SU ÇATLAĞINI BULURŞiirin hikayesini görmek için tıklayın SU ÇATLAĞINI BULDU! / HRANT DİNK
Sivas’ın bir kazasından yaşlı bir bey telefonla aradı. Dedi ki ’Oğul aradık seni bulduk, burada bir yaşlı kadın var, herhalde sizden. Kadın Allah’ın rahmetine kavuştu. Yakınını falan bulursan gönder, gelip alsınlar ya da biz burada namazımızı kılıp gömelim. ’Peki amca ararım’ dedim. Verdi adını soyadını; Beatris Hanım diye biriydi, 70 yaşında. Fransa’dan oraya tatile gitmiş. Aradım, 10 dakika içinde buldum yakınlarını, sonuçta biz birbirimizi biliriz, çok azız çünkü. Gittim dükkanlarına sordum ’Böyle birini tanır mısınız? ’ Dükkandaki orta yaşlı kadın döndü, ’O benim anam’ dedi. Sordum ’Annen nerede? ’ Fransa’da yaşadığını senede 3-4 kere Türkiye’ye geldiğini ama İstanbul’a ya uğradığını ya uğramadığını, doğrudan terkettiği köyüne gittiğini anlattı. Anlattım kızına durumu. O da kalktı gitti. Ertesi gün telefon açtı. Bulmuş ve tespit etmişti anası olduğunu, ama ağladı birden. Ağlamamasını istedim, naaşı getirip getirmeyeceğini sordum. ’Abi’ dedi ’Ben getirecem ama burada bir amca var bişeyler diyor’ dedi ve telefonu ağlayarak amcaya verdi. Kızdım amcaya ’Neden ağlatıyosun kızı’ dedim. ’Oğlum’ dedi ’Bir şey demedim... Kızım anandır, malındır ama bana sorarsan bırak kalsın, burada gömülsün... Su çatlağını buldu’ dedim.

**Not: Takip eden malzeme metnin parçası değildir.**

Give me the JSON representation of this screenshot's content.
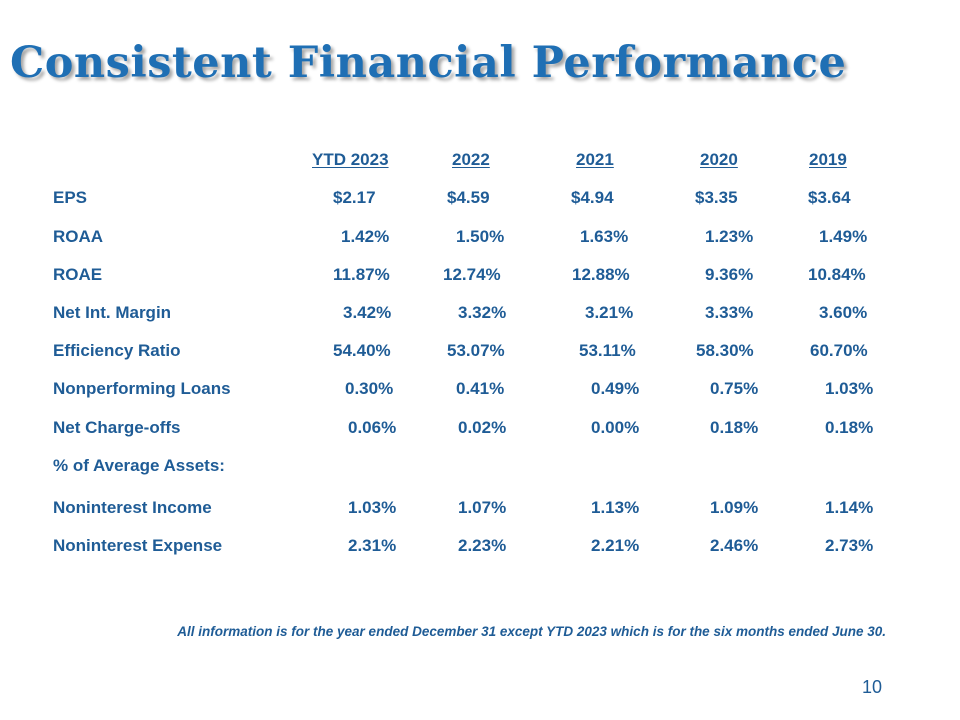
{
  "title": "Consistent Financial Performance",
  "table": {
    "headers": [
      "YTD 2023",
      "2022",
      "2021",
      "2020",
      "2019"
    ],
    "rows": [
      {
        "label": "EPS",
        "values": [
          "$2.17",
          "$4.59",
          "$4.94",
          "$3.35",
          "$3.64"
        ]
      },
      {
        "label": "ROAA",
        "values": [
          "1.42%",
          "1.50%",
          "1.63%",
          "1.23%",
          "1.49%"
        ]
      },
      {
        "label": "ROAE",
        "values": [
          "11.87%",
          "12.74%",
          "12.88%",
          "9.36%",
          "10.84%"
        ]
      },
      {
        "label": "Net Int. Margin",
        "values": [
          "3.42%",
          "3.32%",
          "3.21%",
          "3.33%",
          "3.60%"
        ]
      },
      {
        "label": "Efficiency Ratio",
        "values": [
          "54.40%",
          "53.07%",
          "53.11%",
          "58.30%",
          "60.70%"
        ]
      },
      {
        "label": "Nonperforming Loans",
        "values": [
          "0.30%",
          "0.41%",
          "0.49%",
          "0.75%",
          "1.03%"
        ]
      },
      {
        "label": "Net Charge-offs",
        "values": [
          "0.06%",
          "0.02%",
          "0.00%",
          "0.18%",
          "0.18%"
        ]
      },
      {
        "label": "% of Average Assets:",
        "values": [
          "",
          "",
          "",
          "",
          ""
        ]
      },
      {
        "label": "Noninterest Income",
        "values": [
          "1.03%",
          "1.07%",
          "1.13%",
          "1.09%",
          "1.14%"
        ]
      },
      {
        "label": "Noninterest Expense",
        "values": [
          "2.31%",
          "2.23%",
          "2.21%",
          "2.46%",
          "2.73%"
        ]
      }
    ]
  },
  "footnote": "All information is for the year ended December 31 except YTD 2023 which is for the six months ended June 30.",
  "page_number": "10",
  "colors": {
    "title": "#1f6fb4",
    "text": "#1f5c96"
  }
}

Ben işte o anda döküldüm. Anadolu insanının ürettiği bu deyişten, bu algılamadan döküldüm. Evet, su çatlağını bulmuştu. ’Evet biz Ermenilerin bu topraklarda gözü var çünkü kökümüz burada ama merak etmeyin bu toprakları alıp gitmek için değil bu toprakların gelip dibine girmek için…’ Bu şiir, Hrant Dink’in katli ve Birgün Gazetesinde yayınlanan bu yazısının oluştuğu duygulanım içinde yazıldı.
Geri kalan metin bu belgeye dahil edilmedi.